Les épisodes de pluies intenses méditerranéennes affectent régulièrement notre territoire. En relation avec le changement climatique, on craint que leur fréquence augmente graduellement dans les années à venir. Les risques qui en découlent doivent donc être prioritairement enseignés aux élèves de l’académie de Nice. L’évaluation de l’aléa  crue/inondation est directement liée à la notion de débit. Nous présentons ici deux méthodes qui permettent d’aborder cette notion sur le terrain par l’expérimentation. Elles offrent aux élèves une approche pratique qui facilitera la compréhension et permettra une sensibilisation plus efficace au risque.
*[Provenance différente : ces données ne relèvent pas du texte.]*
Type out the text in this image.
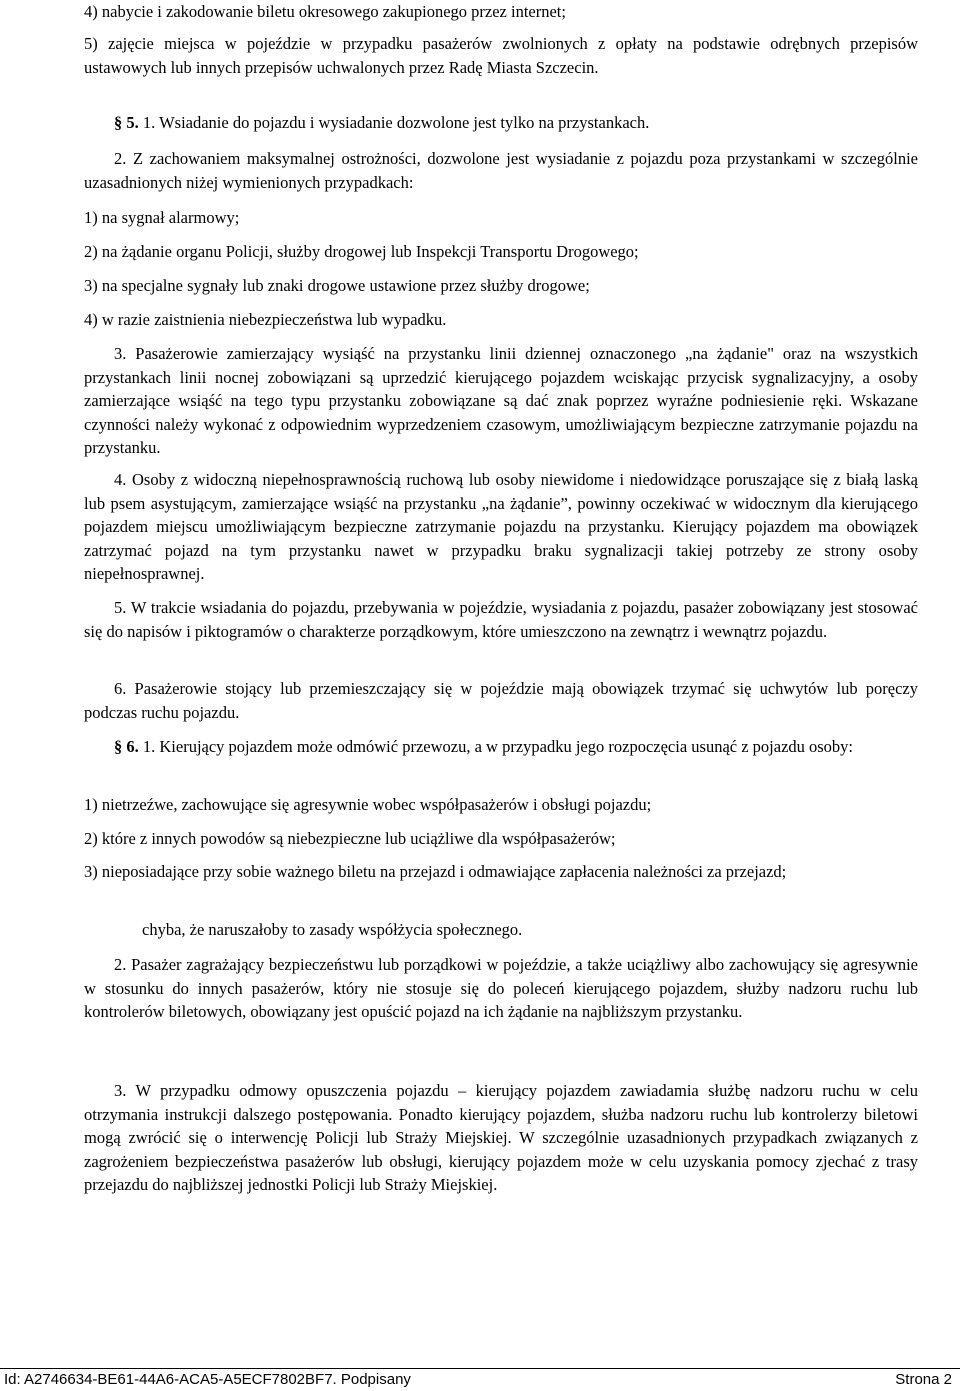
4) nabycie i zakodowanie biletu okresowego zakupionego przez internet;

5) zajęcie miejsca w pojeździe w przypadku pasażerów zwolnionych z opłaty na podstawie odrębnych przepisów ustawowych lub innych przepisów uchwalonych przez Radę Miasta Szczecin.

§ 5. 1. Wsiadanie do pojazdu i wysiadanie dozwolone jest tylko na przystankach.

2. Z zachowaniem maksymalnej ostrożności, dozwolone jest wysiadanie z pojazdu poza przystankami w szczególnie uzasadnionych niżej wymienionych przypadkach:

1) na sygnał alarmowy;

2) na żądanie organu Policji, służby drogowej lub Inspekcji Transportu Drogowego;

3) na specjalne sygnały lub znaki drogowe ustawione przez służby drogowe;

4) w razie zaistnienia niebezpieczeństwa lub wypadku.

3. Pasażerowie zamierzający wysiąść na przystanku linii dziennej oznaczonego „na żądanie" oraz na wszystkich przystankach linii nocnej zobowiązani są uprzedzić kierującego pojazdem wciskając przycisk sygnalizacyjny, a osoby zamierzające wsiąść na tego typu przystanku zobowiązane są dać znak poprzez wyraźne podniesienie ręki. Wskazane czynności należy wykonać z odpowiednim wyprzedzeniem czasowym, umożliwiającym bezpieczne zatrzymanie pojazdu na przystanku.

4. Osoby z widoczną niepełnosprawnością ruchową lub osoby niewidome i niedowidzące poruszające się z białą laską lub psem asystującym, zamierzające wsiąść na przystanku „na żądanie”, powinny oczekiwać w widocznym dla kierującego pojazdem miejscu umożliwiającym bezpieczne zatrzymanie pojazdu na przystanku. Kierujący pojazdem ma obowiązek zatrzymać pojazd na tym przystanku nawet w przypadku braku sygnalizacji takiej potrzeby ze strony osoby niepełnosprawnej.

5. W trakcie wsiadania do pojazdu, przebywania w pojeździe, wysiadania z pojazdu, pasażer zobowiązany jest stosować się do napisów i piktogramów o charakterze porządkowym, które umieszczono na zewnątrz i wewnątrz pojazdu.

6. Pasażerowie stojący lub przemieszczający się w pojeździe mają obowiązek trzymać się uchwytów lub poręczy podczas ruchu pojazdu.

§ 6. 1. Kierujący pojazdem może odmówić przewozu, a w przypadku jego rozpoczęcia usunąć z pojazdu osoby:

1) nietrzeźwe, zachowujące się agresywnie wobec współpasażerów i obsługi pojazdu;

2) które z innych powodów są niebezpieczne lub uciążliwe dla współpasażerów;

3) nieposiadające przy sobie ważnego biletu na przejazd i odmawiające zapłacenia należności za przejazd;

chyba, że naruszałoby to zasady współżycia społecznego.

2. Pasażer zagrażający bezpieczeństwu lub porządkowi w pojeździe, a także uciążliwy albo zachowujący się agresywnie w stosunku do innych pasażerów, który nie stosuje się do poleceń kierującego pojazdem, służby nadzoru ruchu lub kontrolerów biletowych, obowiązany jest opuścić pojazd na ich żądanie na najbliższym przystanku.

3. W przypadku odmowy opuszczenia pojazdu – kierujący pojazdem zawiadamia służbę nadzoru ruchu w celu otrzymania instrukcji dalszego postępowania. Ponadto kierujący pojazdem, służba nadzoru ruchu lub kontrolerzy biletowi mogą zwrócić się o interwencję Policji lub Straży Miejskiej. W szczególnie uzasadnionych przypadkach związanych z zagrożeniem bezpieczeństwa pasażerów lub obsługi, kierujący pojazdem może w celu uzyskania pomocy zjechać z trasy przejazdu do najbliższej jednostki Policji lub Straży Miejskiej.

Id: A2746634-BE61-44A6-ACA5-A5ECF7802BF7. Podpisany	Strona 2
Très utilisées en hydrologie et enseignée aux étudiants de mastère, ces techniques peuvent parfaitement être adaptées pour des élèves de l’enseignement secondaire. Nous proposerons des pistes d’intégration du TP au cycle 4 dans la partie « Risques », en Seconde (SVT) et en enseignement scientifique de Première.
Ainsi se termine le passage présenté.